In [0]:
%spark.conf

SPARK_HOME  /usr/local/spark
PYSPARK_PYTHON /usr/bin/python3
spark.pyspark.python  /usr/bin/python3

# set driver memory to 8g
spark.driver.memory 8g

# set executor number to be 3
spark.executor.instances  3

# set executor memory 4g
spark.executor.memory  2g

In [1]:
%MySQL
TRUNCATE favorite_recommend

In [2]:
%MySQL
select * from favorite_goods

In [3]:
%pyspark
# module import
import math
import requests
## SQL
from pyspark.sql import SparkSession
from pyspark.sql import SQLContext
from pyspark.sql.functions import mean, col, split, regexp_extract, when, lit
## ML
from pyspark.ml import Pipeline
from pyspark.ml.feature import StringIndexer, VectorAssembler, IndexToString
from pyspark.ml.feature import QuantileDiscretizer
from pyspark.ml.evaluation import MulticlassClassificationEvaluator
from pyspark.ml.recommendation import ALS


# select goods_id, user_id, reg_date from favorite_goods
fav_sdf = spark.read.format("jdbc")\
    .option("url", "jdbc:mysql://j7d108.p.ssafy.io:3306/gamulgamul_test3?useSSL=false&characterEncoding=UTF-8&useUnicode=true&allowPublicKeyRetrieval=true&serverTimezone=Asia/Seoul") \
    .option("driver", "com.mysql.cj.jdbc.Driver")\
    .option("query", "select goods_id, user_id, reg_date from favorite_goods")\
    .option("user", "ji")\
    .option("password", "cvgkbhs234r#8tdx").load()

# user_id list who has favorite_goods
users_id = fav_sdf.select('user_id').distinct().rdd.map(lambda x : x[0]).collect()

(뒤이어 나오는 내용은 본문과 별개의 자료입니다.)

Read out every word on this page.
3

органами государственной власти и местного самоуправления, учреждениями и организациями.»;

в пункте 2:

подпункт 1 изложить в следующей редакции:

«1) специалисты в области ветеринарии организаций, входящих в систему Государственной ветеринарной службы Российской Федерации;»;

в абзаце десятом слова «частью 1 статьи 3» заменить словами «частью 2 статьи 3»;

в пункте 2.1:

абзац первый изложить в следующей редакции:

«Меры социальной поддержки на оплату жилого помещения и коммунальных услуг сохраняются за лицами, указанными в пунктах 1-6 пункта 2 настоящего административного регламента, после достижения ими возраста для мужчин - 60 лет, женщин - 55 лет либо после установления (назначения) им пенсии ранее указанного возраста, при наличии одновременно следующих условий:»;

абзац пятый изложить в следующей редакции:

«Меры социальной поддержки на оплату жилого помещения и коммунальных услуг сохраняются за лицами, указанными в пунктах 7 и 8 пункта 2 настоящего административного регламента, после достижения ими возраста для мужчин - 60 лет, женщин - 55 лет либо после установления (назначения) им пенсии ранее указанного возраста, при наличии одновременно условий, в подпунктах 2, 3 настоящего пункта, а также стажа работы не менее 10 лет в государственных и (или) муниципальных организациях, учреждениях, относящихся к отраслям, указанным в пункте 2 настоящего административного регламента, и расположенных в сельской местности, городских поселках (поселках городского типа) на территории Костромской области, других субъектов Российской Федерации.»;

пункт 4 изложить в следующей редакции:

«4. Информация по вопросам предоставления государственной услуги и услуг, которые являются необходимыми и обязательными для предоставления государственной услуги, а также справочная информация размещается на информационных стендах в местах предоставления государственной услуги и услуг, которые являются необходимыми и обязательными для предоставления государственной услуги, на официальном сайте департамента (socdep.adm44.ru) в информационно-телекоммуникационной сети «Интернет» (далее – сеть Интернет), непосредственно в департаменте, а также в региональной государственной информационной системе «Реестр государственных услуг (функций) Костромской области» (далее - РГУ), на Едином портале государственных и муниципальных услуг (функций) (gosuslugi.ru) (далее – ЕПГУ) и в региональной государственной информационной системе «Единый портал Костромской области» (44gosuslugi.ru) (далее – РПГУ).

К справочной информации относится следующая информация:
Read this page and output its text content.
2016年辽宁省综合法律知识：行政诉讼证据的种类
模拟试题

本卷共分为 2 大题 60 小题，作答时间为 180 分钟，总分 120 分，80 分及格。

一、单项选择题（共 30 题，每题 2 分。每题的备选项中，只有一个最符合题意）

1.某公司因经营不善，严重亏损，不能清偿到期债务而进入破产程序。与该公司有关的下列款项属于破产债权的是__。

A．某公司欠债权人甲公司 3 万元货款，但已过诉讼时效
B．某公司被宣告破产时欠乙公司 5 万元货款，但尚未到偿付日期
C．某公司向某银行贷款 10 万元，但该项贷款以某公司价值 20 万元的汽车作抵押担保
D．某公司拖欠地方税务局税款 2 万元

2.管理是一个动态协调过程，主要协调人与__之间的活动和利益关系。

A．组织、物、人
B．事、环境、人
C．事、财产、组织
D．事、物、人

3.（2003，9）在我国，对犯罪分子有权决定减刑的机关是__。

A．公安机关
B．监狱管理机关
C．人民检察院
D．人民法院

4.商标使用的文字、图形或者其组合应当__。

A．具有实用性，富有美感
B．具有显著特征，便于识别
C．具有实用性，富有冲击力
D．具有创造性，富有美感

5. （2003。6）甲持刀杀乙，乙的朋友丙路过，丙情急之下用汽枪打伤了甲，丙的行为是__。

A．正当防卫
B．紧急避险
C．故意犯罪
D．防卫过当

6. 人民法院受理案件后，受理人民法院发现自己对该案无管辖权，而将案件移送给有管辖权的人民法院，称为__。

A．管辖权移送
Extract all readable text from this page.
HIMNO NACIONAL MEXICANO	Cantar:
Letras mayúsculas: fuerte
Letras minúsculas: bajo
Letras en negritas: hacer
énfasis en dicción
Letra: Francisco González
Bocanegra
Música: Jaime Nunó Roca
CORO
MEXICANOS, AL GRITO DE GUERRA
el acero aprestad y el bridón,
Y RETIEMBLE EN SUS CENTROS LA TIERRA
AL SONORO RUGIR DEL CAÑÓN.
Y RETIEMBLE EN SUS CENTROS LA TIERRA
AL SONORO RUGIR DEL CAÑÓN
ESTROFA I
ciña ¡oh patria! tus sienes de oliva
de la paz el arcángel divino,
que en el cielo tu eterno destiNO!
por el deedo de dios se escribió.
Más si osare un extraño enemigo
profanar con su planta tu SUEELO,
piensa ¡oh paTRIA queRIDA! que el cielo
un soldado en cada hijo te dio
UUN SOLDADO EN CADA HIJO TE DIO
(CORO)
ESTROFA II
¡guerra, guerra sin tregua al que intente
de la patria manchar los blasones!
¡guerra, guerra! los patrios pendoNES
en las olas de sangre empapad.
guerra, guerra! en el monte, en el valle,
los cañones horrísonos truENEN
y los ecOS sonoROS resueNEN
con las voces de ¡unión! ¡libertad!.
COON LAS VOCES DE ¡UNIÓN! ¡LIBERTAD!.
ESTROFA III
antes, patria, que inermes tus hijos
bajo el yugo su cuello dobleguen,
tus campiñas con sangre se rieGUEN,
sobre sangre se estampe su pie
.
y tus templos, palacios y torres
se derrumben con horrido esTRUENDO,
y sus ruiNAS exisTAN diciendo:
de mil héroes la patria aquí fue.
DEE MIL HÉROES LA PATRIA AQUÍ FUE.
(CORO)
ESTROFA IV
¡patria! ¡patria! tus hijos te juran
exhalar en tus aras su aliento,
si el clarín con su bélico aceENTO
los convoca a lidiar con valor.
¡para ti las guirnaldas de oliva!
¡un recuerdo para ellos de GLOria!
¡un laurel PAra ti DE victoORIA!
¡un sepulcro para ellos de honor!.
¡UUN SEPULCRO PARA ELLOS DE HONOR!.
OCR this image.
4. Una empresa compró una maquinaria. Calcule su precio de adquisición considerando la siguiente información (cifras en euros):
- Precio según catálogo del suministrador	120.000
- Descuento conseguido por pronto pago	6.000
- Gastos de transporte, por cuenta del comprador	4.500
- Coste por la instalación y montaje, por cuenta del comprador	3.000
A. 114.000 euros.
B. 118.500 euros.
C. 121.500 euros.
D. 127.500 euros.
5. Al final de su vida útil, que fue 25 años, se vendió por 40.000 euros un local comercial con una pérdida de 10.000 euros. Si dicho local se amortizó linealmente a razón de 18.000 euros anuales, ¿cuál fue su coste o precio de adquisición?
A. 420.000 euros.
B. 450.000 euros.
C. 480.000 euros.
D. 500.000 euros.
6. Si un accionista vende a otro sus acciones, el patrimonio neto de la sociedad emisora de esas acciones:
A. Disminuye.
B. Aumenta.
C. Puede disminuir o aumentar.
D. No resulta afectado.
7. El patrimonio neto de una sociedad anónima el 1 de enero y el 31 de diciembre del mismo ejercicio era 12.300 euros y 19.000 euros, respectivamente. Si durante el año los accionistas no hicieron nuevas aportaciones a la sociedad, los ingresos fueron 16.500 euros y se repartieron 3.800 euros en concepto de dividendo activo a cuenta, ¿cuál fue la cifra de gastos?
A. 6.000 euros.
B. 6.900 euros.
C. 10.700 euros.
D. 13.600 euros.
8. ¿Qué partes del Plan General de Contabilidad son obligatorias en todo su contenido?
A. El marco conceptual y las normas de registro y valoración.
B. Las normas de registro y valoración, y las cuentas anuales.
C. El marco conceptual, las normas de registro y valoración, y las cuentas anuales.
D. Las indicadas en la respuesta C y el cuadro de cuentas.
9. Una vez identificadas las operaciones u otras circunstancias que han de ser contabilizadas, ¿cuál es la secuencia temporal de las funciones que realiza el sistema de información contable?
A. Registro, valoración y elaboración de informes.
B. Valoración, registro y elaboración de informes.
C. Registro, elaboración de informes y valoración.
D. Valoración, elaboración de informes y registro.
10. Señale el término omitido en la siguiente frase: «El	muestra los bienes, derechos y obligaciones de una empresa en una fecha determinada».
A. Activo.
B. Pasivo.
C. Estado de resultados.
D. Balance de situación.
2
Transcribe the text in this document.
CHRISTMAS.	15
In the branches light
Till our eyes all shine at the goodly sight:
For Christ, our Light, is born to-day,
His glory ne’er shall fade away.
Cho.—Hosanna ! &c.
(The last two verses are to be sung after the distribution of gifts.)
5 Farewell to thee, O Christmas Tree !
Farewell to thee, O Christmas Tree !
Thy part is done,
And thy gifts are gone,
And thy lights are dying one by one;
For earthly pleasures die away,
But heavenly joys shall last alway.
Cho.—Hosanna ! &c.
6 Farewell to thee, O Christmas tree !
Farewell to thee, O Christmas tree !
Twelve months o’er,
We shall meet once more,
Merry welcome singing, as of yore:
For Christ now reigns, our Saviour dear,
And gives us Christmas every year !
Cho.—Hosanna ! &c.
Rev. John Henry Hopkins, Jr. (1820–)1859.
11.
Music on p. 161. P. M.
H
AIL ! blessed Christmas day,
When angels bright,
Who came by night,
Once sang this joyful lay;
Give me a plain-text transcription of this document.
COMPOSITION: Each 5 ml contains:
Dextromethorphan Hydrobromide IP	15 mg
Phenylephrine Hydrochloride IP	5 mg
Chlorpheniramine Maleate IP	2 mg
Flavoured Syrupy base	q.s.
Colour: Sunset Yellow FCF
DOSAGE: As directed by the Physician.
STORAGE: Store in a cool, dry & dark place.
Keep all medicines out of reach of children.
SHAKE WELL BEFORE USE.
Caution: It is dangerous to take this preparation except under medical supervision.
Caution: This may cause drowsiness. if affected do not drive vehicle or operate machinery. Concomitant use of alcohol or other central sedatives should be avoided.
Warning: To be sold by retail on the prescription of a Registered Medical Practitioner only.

# sigmoid function to weight date
def sigmoid(x):
  return 1 / (1 + math.exp(-x))
sigmoid = udf(sigmoid)


# get score by calculate weight by sigmoid function
fav_sdf = fav_sdf.select(
    'goods_id',
    'user_id',
    sigmoid(datediff(current_date(), col('reg_date'))).cast('float').alias('score')
    )


# ALS training
train, test = fav_sdf.randomSplit([0.75, 0.25], seed=1)

fav_rec = ALS(maxIter=10,
         regParam=0.01,
         userCol='user_id',
         itemCol='goods_id',
         ratingCol='score', 
         nonnegative=True,
         coldStartStrategy='drop')

fav_rec_model = fav_rec.fit(train)
fav_pred_ratings = fav_rec_model.transform(test)


# goods recommendation function to user_id, top n
def top_fav(user_id, n):
    """
    특정 user_id가 좋아할 만한 n개의 상품 추천해주는 함수
    """
 
    # 특정 user_id가 즐겨찾기에 담은 상품의 상품id로 새로운 데이터프레임 생성
    fav_goods = fav_sdf.filter((fav_sdf['user_id'] == user_id)).select('goods_id')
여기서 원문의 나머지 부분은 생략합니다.